Вацлав засмеялся и покачал головой.

— Я же говорил тебе, обращайся ко мне на ты, тогда мне легче будет переваривать твои высказывания.

Милан застыл. Вацлав уже не первый раз предлагал ему перейти на ты, но сейчас он сделал это при Яноше и при Стасе. Оба они считали это честью, пусть и по разным причинам.

— Я не перехожу на ты по сугубо меркантильным соображениям, Вацлав. Видите ли, я надеюсь по окончании странствий получить какой — никакой заработок, а если я стану говорить вам ты, то деньги с вас взять я уже не смогу. Ты говорят друзьям, а друзьям оказывают дружеские услуги, а не платные.

— Так вот в чем дело, — засмеялся Вацлав. — Давно бы сказал, я бы рассеял твои опасения. Дело в том, мой мальчик, что у меня нет своих денег. Я живу за счет казенных. И ты должен получить заработок из того же источника. А я… — Вацлава замолчал и пожал плечами. — Может быть, ты слышал у себя в университете, что в Верхней Волыни существует жесткий табель о рангах. Если ты не состоишь на государственной службе, то можешь делать деньги в неограниченном количестве, зато не можешь влиять на политику.

— Ничего себе, неограниченном, — перебил Милан. — А прогрессивный подоходный налог?

— А я-то думал, почему ты ушел из бизнеса? Оказывается все просто — чтобы налогов не платить.

— А что, я и не плачу. Мне не с чего.

— Поговори у меня! Так вот, раз ты ушел из бизнеса, то можешь поступить на госслужбу и заниматься политикой сколько душе угодно.

— Точнее, сколько позволит вышестоящий начальник.

— Я и говорю, мой мальчик, сколько душе угодно. Я же не сказал чьей! И если ты попал в номенклатуру, бизнес для тебя полностью закрыт. Возьми, к примеру, меня. Деньги с моего открытия идут в казну. А на мои нужды мне дают по цивильному листу. Хотя, справедливости ради, надо признать, что планка, в данном конкретном случае, поднята довольно высоко. Я же занимаю две должности по совместительству.

Милан рассмеялся, Стас изумленно покачал головой.

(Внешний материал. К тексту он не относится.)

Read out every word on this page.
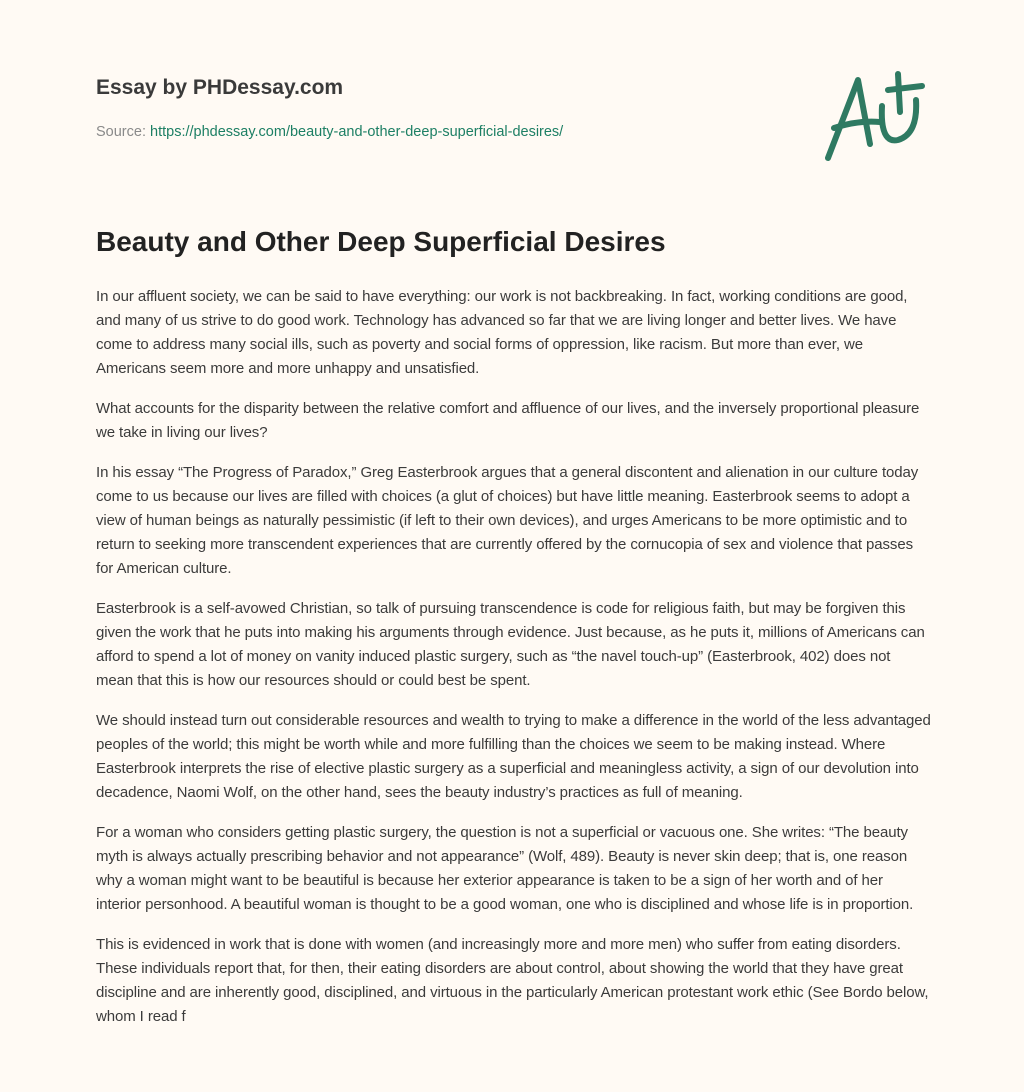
Essay by PHDessay.com
Source: https://phdessay.com/beauty-and-other-deep-superficial-desires/
Beauty and Other Deep Superficial Desires

In our affluent society, we can be said to have everything: our work is not backbreaking. In fact, working conditions are good, and many of us strive to do good work. Technology has advanced so far that we are living longer and better lives. We have come to address many social ills, such as poverty and social forms of oppression, like racism. But more than ever, we Americans seem more and more unhappy and unsatisfied.

What accounts for the disparity between the relative comfort and affluence of our lives, and the inversely proportional pleasure we take in living our lives?

In his essay “The Progress of Paradox,” Greg Easterbrook argues that a general discontent and alienation in our culture today come to us because our lives are filled with choices (a glut of choices) but have little meaning. Easterbrook seems to adopt a view of human beings as naturally pessimistic (if left to their own devices), and urges Americans to be more optimistic and to return to seeking more transcendent experiences that are currently offered by the cornucopia of sex and violence that passes for American culture.

Easterbrook is a self-avowed Christian, so talk of pursuing transcendence is code for religious faith, but may be forgiven this given the work that he puts into making his arguments through evidence. Just because, as he puts it, millions of Americans can afford to spend a lot of money on vanity induced plastic surgery, such as “the navel touch-up” (Easterbrook, 402) does not mean that this is how our resources should or could best be spent.

We should instead turn out considerable resources and wealth to trying to make a difference in the world of the less advantaged peoples of the world; this might be worth while and more fulfilling than the choices we seem to be making instead. Where Easterbrook interprets the rise of elective plastic surgery as a superficial and meaningless activity, a sign of our devolution into decadence, Naomi Wolf, on the other hand, sees the beauty industry’s practices as full of meaning.

For a woman who considers getting plastic surgery, the question is not a superficial or vacuous one. She writes: “The beauty myth is always actually prescribing behavior and not appearance” (Wolf, 489). Beauty is never skin deep; that is, one reason why a woman might want to be beautiful is because her exterior appearance is taken to be a sign of her worth and of her interior personhood. A beautiful woman is thought to be a good woman, one who is disciplined and whose life is in proportion.

This is evidenced in work that is done with women (and increasingly more and more men) who suffer from eating disorders. These individuals report that, for then, their eating disorders are about control, about showing the world that they have great discipline and are inherently good, disciplined, and virtuous in the particularly American protestant work ethic (See Bordo below, whom I read f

Янош же с любопытством прислушивался.

— Чиновник крупного ранга не может иметь накопления, чтобы передать их по наследству, — невозмутимо продолжал Вацлав. — Размер наследства строго определен и выплачивается из казны. На жалование же чиновник должен достойно содержать себя и свою семью. Достойно, это с точки зрения правящей верхушки. А что касается наследства, то если бы ты не валял дурака и занялся бы семейным бизнесом, то получил бы гораздо более крупное состояние, чем мой третий сын, ежели таковой когда-либо появится.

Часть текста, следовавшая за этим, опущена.